Giroscope, formed in 1985 by a group of ex-students and unemployed young people bought an empty property by getting together their giro cheques and borrowing funds. They have been working to tackle homelessness for almost 25 years, buying, renovating and letting properties in West Hull for people in housing need. To date, Giroscope has acquired and renovated 23 houses, seven flats, three offices, a shop, a meeting space and 3,000 square feet of workshop space, helping many hundreds of people over the years.
Around 720,000 homes are sitting empty across the country – with 280,000 unused and under-maintained for six months or more.
Assisted by the New Homes Bonus which rewards councils for getting empty homes back into use, more than 21,000 long-term empty homes have been brought back into use in the last year, and the community grants programme is the next step in the Government’s strategy for tackling the problem.
The minister appointed fund manager Tribal – who have a wealth of experience in dealing with voluntary and community groups – to manage distribution of funding to successful applicants. Tribal will also assess applications and report back to the Department according to the criteria set out in the guidance released today.
Successful applications will:
– bring empty homes back into use as affordable housing
– deliver value for money
– have support from their local authority
– expect to be complete by 31 March 2015.
Mr Stunell encouraged innovative and ambitious applications, expressing his hope that successful projects would not only bring much needed empty homes back into use but also provide extra opportunities for local jobs and training.
Communities Minister Andrew Stunell said:
"The blight of empty, abandoned homes is putting strain on communities right across the country – if every empty home were refurbished and made fit for living, we could nearly halve the housing waiting list. Thousands of homes have already come back into use in the last year – but there’s plenty more to do.
"The Government is committed to bringing this national scandal to an end. That’s why the programme I’ve launched today will give communities a chance to breathe new life into their neighbourhoods. This is an opportunity to create high quality new homes to ease the local waiting list, boost local skills and revive local pride."

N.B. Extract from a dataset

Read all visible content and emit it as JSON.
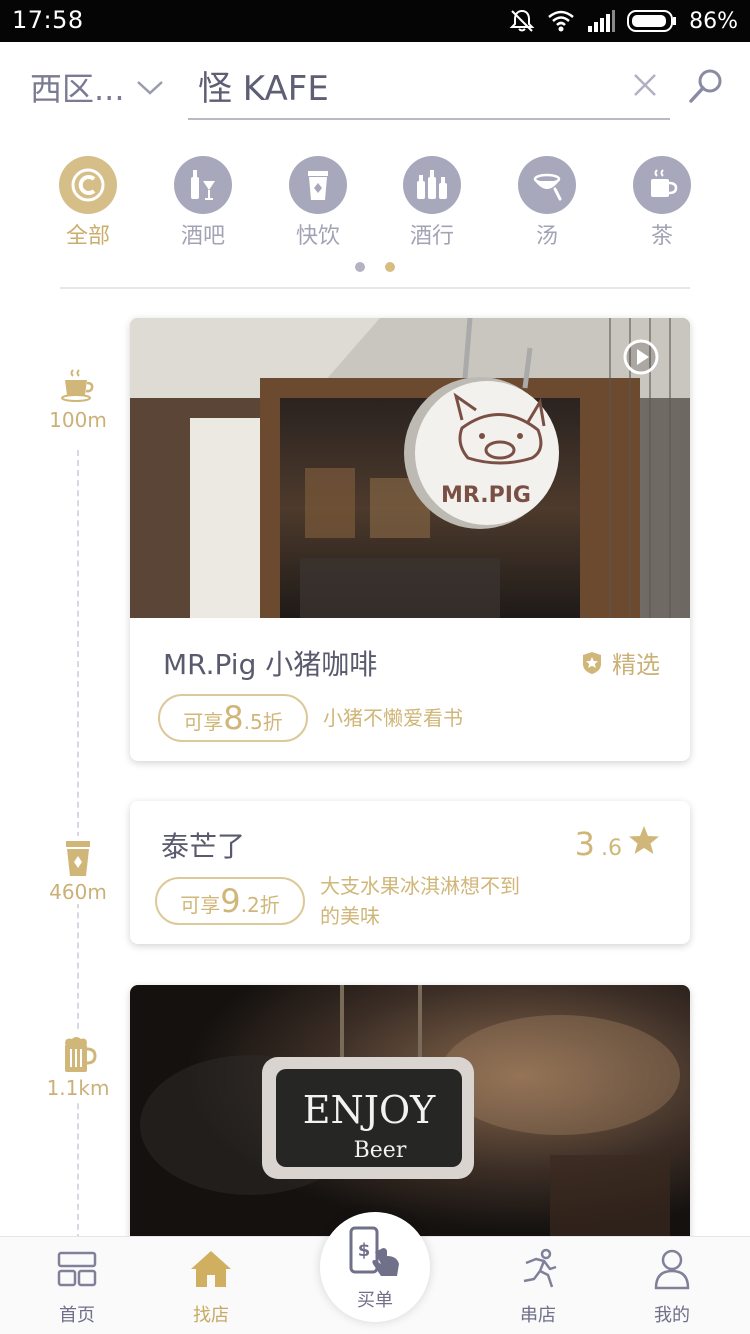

This funding is part of the Government’s Affordable Homes Programme to build up to 170,000 new affordable homes over the next four years. It is expected that up to £30million of the total £100 million could be given over to community groups.
Other groups that have successfully transformed empty homes in their areas include:
Canopy, a small self-help housing charity in Leeds which renovates derelict houses with volunteers and homeless people. Homeless families are housed in quality, affordable homes that they have helped to bring back into use. They contribute to the regeneration of disadvantaged areas, and increase community cohesion as they train groups of unemployed local volunteers, helping them move towards work.
B4box, a social enterprise and building company operating in Greater Manchester and the North West. B4box provides apprenticeships in building trades – working in empty homes which offer the full range of experience in building skills, as well as regenerating the communities they work in. Recently they completed a property owned by Salford City Council which had been empty for 18 years.